1. femmes galantes, filles : prostituées.
2. les usuriers : les gens qui leur prêtent de l'argent à intérêt.
3. Une scène célèbre de la pièce de Molière montre Don Juan en train de recevoir avec une fausse sympathie M. Dimanche, un marchand à qui il doit de l'argent, et de le faire partir sans le payer.
4. leurs roueries : leurs ruses cyniques.

 

Annexe - Michel Tournier, «Le miroir des idées», Don Juan et Casanova, 1994.

[Dans son livre, M. Tournier expose les réflexions que lui inspirent des notions ou des personnages présentés en "miroir" par paires ou par couples complémentaires.
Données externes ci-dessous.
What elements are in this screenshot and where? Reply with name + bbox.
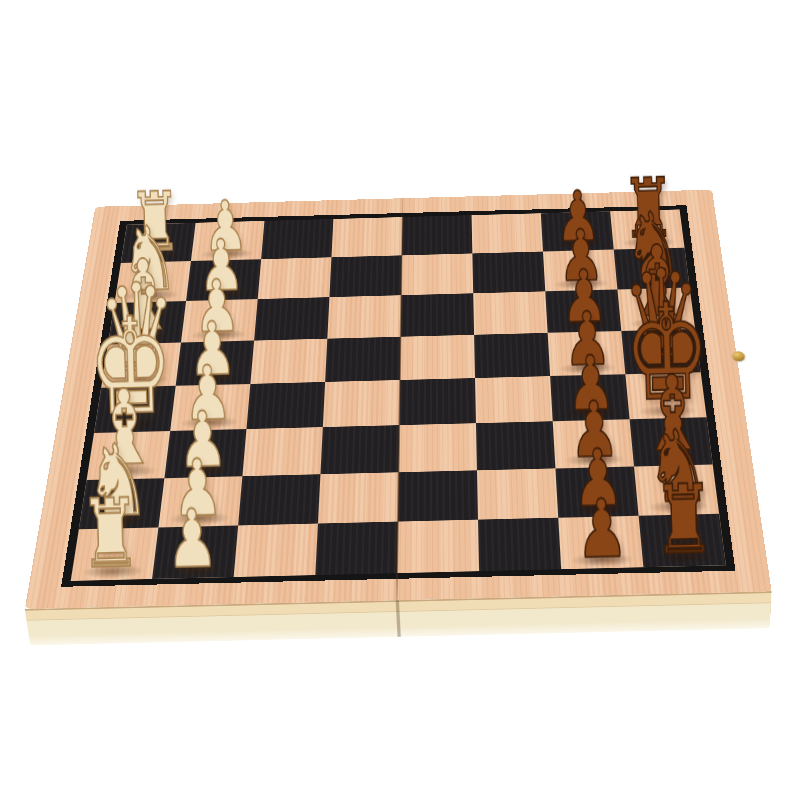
piece-shadow xyxy=(168,511,231,526)
square-c7: ♟ xyxy=(545,289,621,332)
square-c8: ♝ xyxy=(617,287,695,330)
square-d1: ♛ xyxy=(101,343,181,388)
square-b7: ♟ xyxy=(543,250,617,292)
square-d2: ♟ xyxy=(176,341,254,386)
square-h6 xyxy=(478,518,561,572)
piece-shadow xyxy=(123,289,180,301)
square-b1: ♞ xyxy=(115,261,191,303)
square-e5 xyxy=(399,378,476,425)
square-g2: ♟ xyxy=(158,476,242,527)
square-g3 xyxy=(238,474,320,525)
piece-shadow xyxy=(566,501,629,516)
square-a7: ♟ xyxy=(541,211,614,251)
square-c6 xyxy=(473,291,547,334)
square-d7: ♟ xyxy=(548,331,626,376)
square-g8: ♞ xyxy=(634,464,719,515)
piece-shadow xyxy=(550,238,605,250)
square-h1: ♜ xyxy=(71,527,159,581)
piece-shadow xyxy=(637,404,698,418)
square-a1: ♜ xyxy=(121,223,196,263)
square-c1: ♝ xyxy=(108,301,186,344)
piece-shadow xyxy=(189,328,247,341)
square-e7: ♟ xyxy=(550,374,629,421)
square-d5 xyxy=(400,335,475,380)
square-g5 xyxy=(398,470,478,521)
square-d8: ♛ xyxy=(621,329,700,374)
chess-board: ♜♟♟♜♞♟♟♞♝♟♟♝♛♟♟♛♚♟♟♚♝♟♟♝♞♟♟♞♜♟♟♜ xyxy=(25,190,772,609)
front-fold-seam xyxy=(396,600,401,637)
square-f8: ♝ xyxy=(630,417,713,466)
square-d4 xyxy=(325,337,401,382)
piece-shadow xyxy=(88,513,151,528)
square-h4 xyxy=(315,522,398,576)
square-f7: ♟ xyxy=(553,419,634,468)
piece-shadow xyxy=(173,462,234,476)
piece-shadow xyxy=(621,237,677,249)
piece-shadow xyxy=(96,464,158,478)
square-h5 xyxy=(397,520,479,574)
square-h8: ♜ xyxy=(639,514,726,568)
piece-shadow xyxy=(651,550,716,565)
square-e2: ♟ xyxy=(170,384,250,431)
square-b6 xyxy=(472,252,545,294)
piece-shadow xyxy=(628,317,686,330)
piece-shadow xyxy=(558,362,617,375)
square-a5 xyxy=(402,215,473,255)
piece-shadow xyxy=(633,360,692,373)
square-c4 xyxy=(327,295,401,338)
piece-shadow xyxy=(179,416,239,430)
product-photo-scene: ♜♟♟♜♞♟♟♞♝♟♟♝♛♟♟♛♚♟♟♚♝♟♟♝♞♟♟♞♜♟♟♜ xyxy=(0,0,800,800)
square-f1: ♝ xyxy=(87,431,171,480)
piece-shadow xyxy=(563,453,625,467)
square-f6 xyxy=(476,421,555,470)
square-e4 xyxy=(323,380,400,427)
piece-shadow xyxy=(199,248,254,260)
piece-shadow xyxy=(116,330,174,343)
square-g6 xyxy=(477,468,558,519)
piece-shadow xyxy=(570,552,634,567)
piece-shadow xyxy=(646,499,710,514)
piece-shadow xyxy=(162,562,226,577)
square-e8: ♚ xyxy=(625,372,706,419)
piece-shadow xyxy=(80,564,145,579)
square-g7: ♟ xyxy=(555,466,638,517)
piece-shadow xyxy=(103,418,163,432)
board-front-edge xyxy=(25,591,772,645)
piece-shadow xyxy=(110,373,169,386)
square-c3 xyxy=(254,297,329,340)
square-d6 xyxy=(474,333,550,378)
square-g1: ♞ xyxy=(79,478,165,529)
piece-shadow xyxy=(642,451,704,465)
square-a3 xyxy=(261,219,333,259)
square-a6 xyxy=(472,213,543,253)
square-f5 xyxy=(399,423,477,472)
square-d3 xyxy=(250,339,327,384)
square-a4 xyxy=(331,217,402,257)
square-b4 xyxy=(329,255,401,297)
square-f4 xyxy=(320,425,399,474)
piece-shadow xyxy=(194,287,250,299)
square-b3 xyxy=(258,257,332,299)
square-h3 xyxy=(234,524,318,578)
square-e1: ♚ xyxy=(94,386,176,433)
square-b8: ♞ xyxy=(614,248,690,290)
square-f3 xyxy=(242,427,322,476)
square-c2: ♟ xyxy=(181,299,258,342)
square-h2: ♟ xyxy=(152,525,238,579)
square-f2: ♟ xyxy=(164,429,246,478)
square-b5 xyxy=(401,253,473,295)
piece-shadow xyxy=(561,406,621,420)
square-b2: ♟ xyxy=(186,259,261,301)
piece-shadow xyxy=(184,371,243,384)
brass-clasp xyxy=(732,351,745,361)
square-a2: ♟ xyxy=(191,221,265,261)
piece-shadow xyxy=(555,319,613,332)
square-a8: ♜ xyxy=(610,209,684,249)
piece-shadow xyxy=(624,276,681,288)
square-e6 xyxy=(475,376,553,423)
square-c5 xyxy=(401,293,474,336)
piece-shadow xyxy=(553,278,609,290)
square-g4 xyxy=(318,472,399,523)
square-h7: ♟ xyxy=(558,516,643,570)
square-e3 xyxy=(246,382,325,429)
piece-shadow xyxy=(129,250,184,262)
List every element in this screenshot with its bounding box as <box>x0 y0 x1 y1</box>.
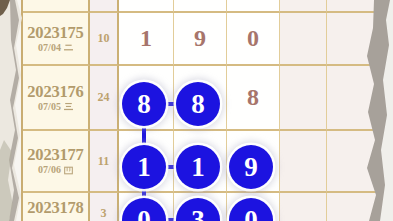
draw-date: 07/05 <box>38 101 73 113</box>
sum-cell: 3 <box>90 193 119 221</box>
lottery-ball: 1 <box>122 145 166 189</box>
period-cell: 2023177 07/06 <box>23 131 90 193</box>
digit-cell <box>174 0 227 13</box>
draw-date: 07/04 <box>38 42 73 54</box>
lottery-ball: 9 <box>229 145 273 189</box>
draw-date-text: 07/05 <box>38 101 61 113</box>
digit-plain: 1 <box>140 25 152 52</box>
stat-cell <box>280 13 327 66</box>
stat-cell <box>280 193 327 221</box>
draw-date-text: 07/06 <box>38 164 61 176</box>
period-label: 2023176 <box>27 83 83 100</box>
digit-plain: 0 <box>247 25 259 52</box>
period-cell: 2023176 07/05 <box>23 66 90 131</box>
period-cell: 2023178 <box>23 193 90 221</box>
lottery-ball: 8 <box>122 82 166 126</box>
digit-cell: 9 <box>174 13 227 66</box>
stat-cell <box>327 13 381 66</box>
draw-date-text: 07/04 <box>38 42 61 54</box>
weekday-wed-icon <box>64 102 73 111</box>
digit-cell: 0 <box>227 13 280 66</box>
digit-plain: 8 <box>247 84 259 111</box>
stat-cell <box>280 0 327 13</box>
lottery-trend-chart: 07/03 2023175 07/04 10 1 9 0 2023176 0 <box>0 0 393 221</box>
stat-cell <box>327 193 381 221</box>
sum-cell: 11 <box>90 131 119 193</box>
draw-date: 07/06 <box>38 164 73 176</box>
sum-cell: 24 <box>90 66 119 131</box>
digit-cell <box>227 0 280 13</box>
stat-cell <box>327 0 381 13</box>
sum-cell <box>90 0 119 13</box>
lottery-ball: 1 <box>176 145 220 189</box>
period-cell: 07/03 <box>23 0 90 13</box>
stat-cell <box>280 131 327 193</box>
digit-cell <box>119 0 174 13</box>
draw-date: 07/03 <box>23 0 88 3</box>
period-label: 2023178 <box>27 199 83 216</box>
draw-date-text: 07/03 <box>38 0 61 3</box>
period-label: 2023177 <box>27 146 83 163</box>
weekday-thu-icon <box>64 166 73 175</box>
period-cell: 2023175 07/04 <box>23 13 90 66</box>
period-label: 2023175 <box>27 24 83 41</box>
stat-cell <box>327 131 381 193</box>
stat-cell <box>327 66 381 131</box>
weekday-tue-icon <box>64 43 73 52</box>
digit-cell: 1 <box>119 13 174 66</box>
digit-plain: 9 <box>194 25 206 52</box>
lottery-ball: 8 <box>176 82 220 126</box>
weekday-mon-icon <box>64 0 73 2</box>
digit-cell: 8 <box>227 66 280 131</box>
stat-cell <box>280 66 327 131</box>
sum-cell: 10 <box>90 13 119 66</box>
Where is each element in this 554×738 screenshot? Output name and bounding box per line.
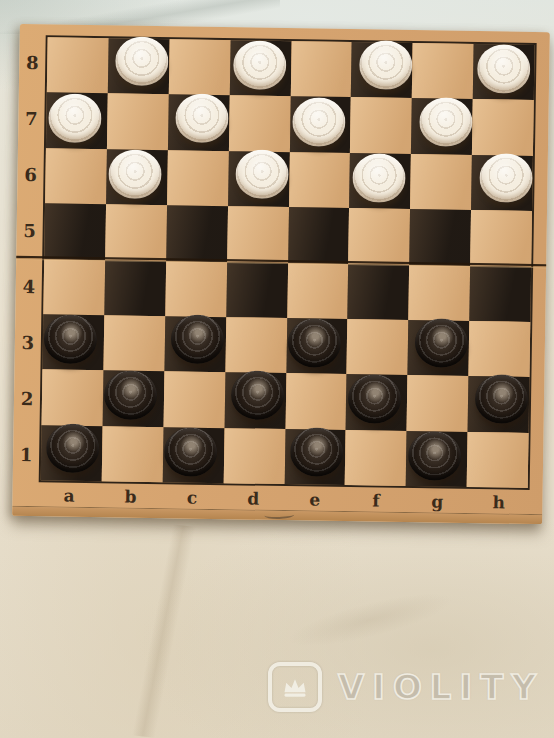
square-d1 [223, 428, 285, 484]
black-checker-f2 [348, 375, 402, 425]
square-b5 [105, 204, 167, 260]
square-h1 [467, 432, 529, 488]
black-checker-a1 [46, 423, 100, 473]
square-c7 [168, 95, 230, 151]
square-b7 [107, 94, 169, 150]
square-h2 [468, 376, 530, 432]
square-c8 [169, 39, 231, 95]
black-checker-e3 [288, 318, 342, 368]
square-d8 [229, 40, 291, 96]
file-label-a: a [38, 482, 100, 508]
file-label-e: e [284, 486, 346, 512]
square-c5 [166, 205, 228, 261]
rank-label-2: 2 [14, 370, 41, 426]
square-d2 [224, 372, 286, 428]
rank-label-7: 7 [18, 91, 45, 147]
square-e5 [288, 207, 350, 263]
square-e2 [285, 373, 347, 429]
rank-label-1: 1 [13, 426, 40, 482]
square-d4 [226, 262, 288, 318]
white-checker-d8 [232, 40, 286, 90]
white-checker-g7 [419, 97, 473, 147]
white-checker-b6 [108, 149, 162, 199]
white-checker-f8 [359, 40, 413, 90]
white-checker-b8 [115, 37, 169, 87]
square-b2 [102, 370, 164, 426]
pencil-mark [264, 510, 294, 519]
file-label-g: g [407, 488, 469, 514]
square-f2 [346, 374, 408, 430]
square-f1 [345, 430, 407, 486]
square-d3 [225, 317, 287, 373]
square-g4 [409, 265, 471, 321]
square-c1 [162, 427, 224, 483]
square-c4 [165, 261, 227, 317]
square-c3 [164, 316, 226, 372]
rank-label-6: 6 [17, 147, 44, 203]
square-h4 [469, 265, 531, 321]
file-label-b: b [100, 483, 162, 509]
rank-label-3: 3 [14, 314, 41, 370]
square-e6 [289, 152, 351, 208]
square-b6 [106, 149, 168, 205]
square-e8 [290, 41, 352, 97]
square-d5 [227, 206, 289, 262]
black-checker-h2 [475, 375, 529, 425]
rank-label-5: 5 [16, 202, 43, 258]
square-b1 [102, 426, 164, 482]
square-c6 [167, 150, 229, 206]
square-g1 [406, 431, 468, 487]
white-checker-h8 [477, 44, 531, 94]
square-a4 [43, 259, 105, 315]
square-b4 [104, 260, 166, 316]
checkers-board: 87654321 abcdefgh [12, 24, 550, 524]
white-checker-e7 [292, 97, 346, 147]
square-e7 [289, 96, 351, 152]
square-g7 [411, 98, 473, 154]
black-checker-g1 [408, 431, 462, 481]
file-label-d: d [222, 485, 284, 511]
square-c2 [163, 371, 225, 427]
square-h5 [470, 210, 532, 266]
white-checker-h6 [479, 153, 533, 203]
black-checker-e1 [290, 427, 344, 477]
square-b3 [103, 315, 165, 371]
file-label-f: f [345, 487, 407, 513]
black-checker-b2 [104, 371, 158, 421]
square-h3 [469, 321, 531, 377]
square-h8 [473, 44, 535, 100]
white-checker-c7 [175, 93, 229, 143]
square-d6 [228, 151, 290, 207]
square-h6 [471, 155, 533, 211]
watermark-text: VIOLITY [338, 667, 544, 707]
square-f4 [348, 264, 410, 320]
square-f8 [351, 42, 413, 98]
square-b8 [108, 38, 170, 94]
square-f6 [349, 153, 411, 209]
square-g6 [410, 154, 472, 210]
square-a3 [42, 314, 104, 370]
square-f5 [349, 208, 411, 264]
cloth-wrinkle [117, 521, 209, 738]
file-label-c: c [161, 484, 223, 510]
square-e3 [286, 318, 348, 374]
square-a2 [42, 370, 104, 426]
square-f7 [350, 97, 412, 153]
black-checker-d2 [230, 371, 284, 421]
square-g5 [409, 209, 471, 265]
square-g2 [407, 375, 469, 431]
square-a7 [46, 93, 108, 149]
photo-background: 87654321 abcdefgh VIOLITY [0, 0, 554, 738]
square-f3 [347, 319, 409, 375]
square-h7 [472, 99, 534, 155]
square-e4 [287, 263, 349, 319]
file-label-h: h [468, 489, 530, 515]
square-a5 [44, 203, 106, 259]
square-e1 [284, 429, 346, 485]
black-checker-c1 [164, 427, 218, 477]
white-checker-d6 [235, 149, 289, 199]
black-checker-g3 [415, 318, 469, 368]
crown-icon [268, 662, 322, 712]
rank-label-8: 8 [19, 35, 46, 91]
square-a1 [41, 425, 103, 481]
square-a8 [47, 37, 109, 93]
square-d7 [229, 96, 291, 152]
watermark: VIOLITY [268, 662, 544, 712]
square-a6 [45, 148, 107, 204]
square-g8 [412, 43, 474, 99]
white-checker-a7 [48, 93, 102, 143]
square-g3 [408, 320, 470, 376]
rank-label-4: 4 [15, 258, 42, 314]
black-checker-a3 [44, 314, 98, 364]
black-checker-c3 [170, 314, 224, 364]
white-checker-f6 [352, 153, 406, 203]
Voici les deux premiers paragraphes du passage consacré à Don Juan et Casanova.]

  Ce sont les grands séducteurs de notre imagerie occidentale. Mais Don Juan est issu de l'Espagne classique, et Casanova de la Venise romantique, deux mondes totalement opposés. Lorsque Tirso de Molina écrit en 1630 sa comédie sans prétention Le Trompeur de Séville, il ignore qu'il vient d'inventer l'un des grands mythes modernes. Don Juan lui échappera et peuplera d'autres comédies, des opéras, des romans. C'est le propre des personnages mythiques de déborder ainsi leur berceau natal et d'acquérir une dimension et des significations que leur auteur n'avait pas soupçonnées. Tels furent après Don Juan, Robinson Crusoe et Werther .
  Pour Don Juan, le sexe est une force anarchique qui affronte l'ordre sous toutes ses formes, ordre social, ordre moral et surtout religieux. Les comédies où il apparaît ressemblent toutes à une chasse à courre où il joue le rôle du cerf, poursuivi par une meute de femmes, de pères nobles, de maris trompés et de créanciers. Elle se termine dans un cimetière par un hallaliet la mise à mort du grand mâle sauvage.

1. L 'hallali est le moment de la chasse où l'animal poursuivi est rejoint et cerné.

ÉCRITURE

I. Vous répondrez d'abord à la question suivante (4 points) :

En allant à l'essentiel, précisez ce qui caractérise le personnage de Don Juan et ses transpositions dans les textes proposés ci-dessus.

ll. Vous traiterez ensuite un de ces sujets au choix (16 points) :

  • Commentaire : 
    Commentez le texte de Maupassant (D) à partir de la phrase: "Ils étaient une douzaine..."
  • Dissertation : 
      A propos de Don Juan, Michel Tournier en vient à écrire : « C'est le propre des personnages mythiques de déborder ainsi leur berceau natal et d'acquérir une dimension et des significations que leur auteur n'avait pas soupçonnées.»
      En prenant librement appui sur les textes qui vous sont proposés, ceux que vous avez étudiés et vos connaissances personnelles, vous expliquerez sous la forme d'un développement organisé pourquoi certains mythes ou certains "personnages mythiques" continuent d'inspirer les créateurs et d'intéresser leur public longtemps après leur apparition.
  • Invention :
      Vous proposez un article sur le sujet des réécritures au directeur d'un journal. Vous analysez dans votre texte le principe des réécritures et l'intérêt qu'elles présentent.
      Dans votre démarche, vous vous efforcez évidemment d'illustrer vos explications. Vous exploitez donc vos connaissances personnelles, ainsi que l'exemple fourni par les textes présentés ci-dessus; vous vous appuyez éventuellement sur des exemples empruntés à d'autres formes d'expression artistique.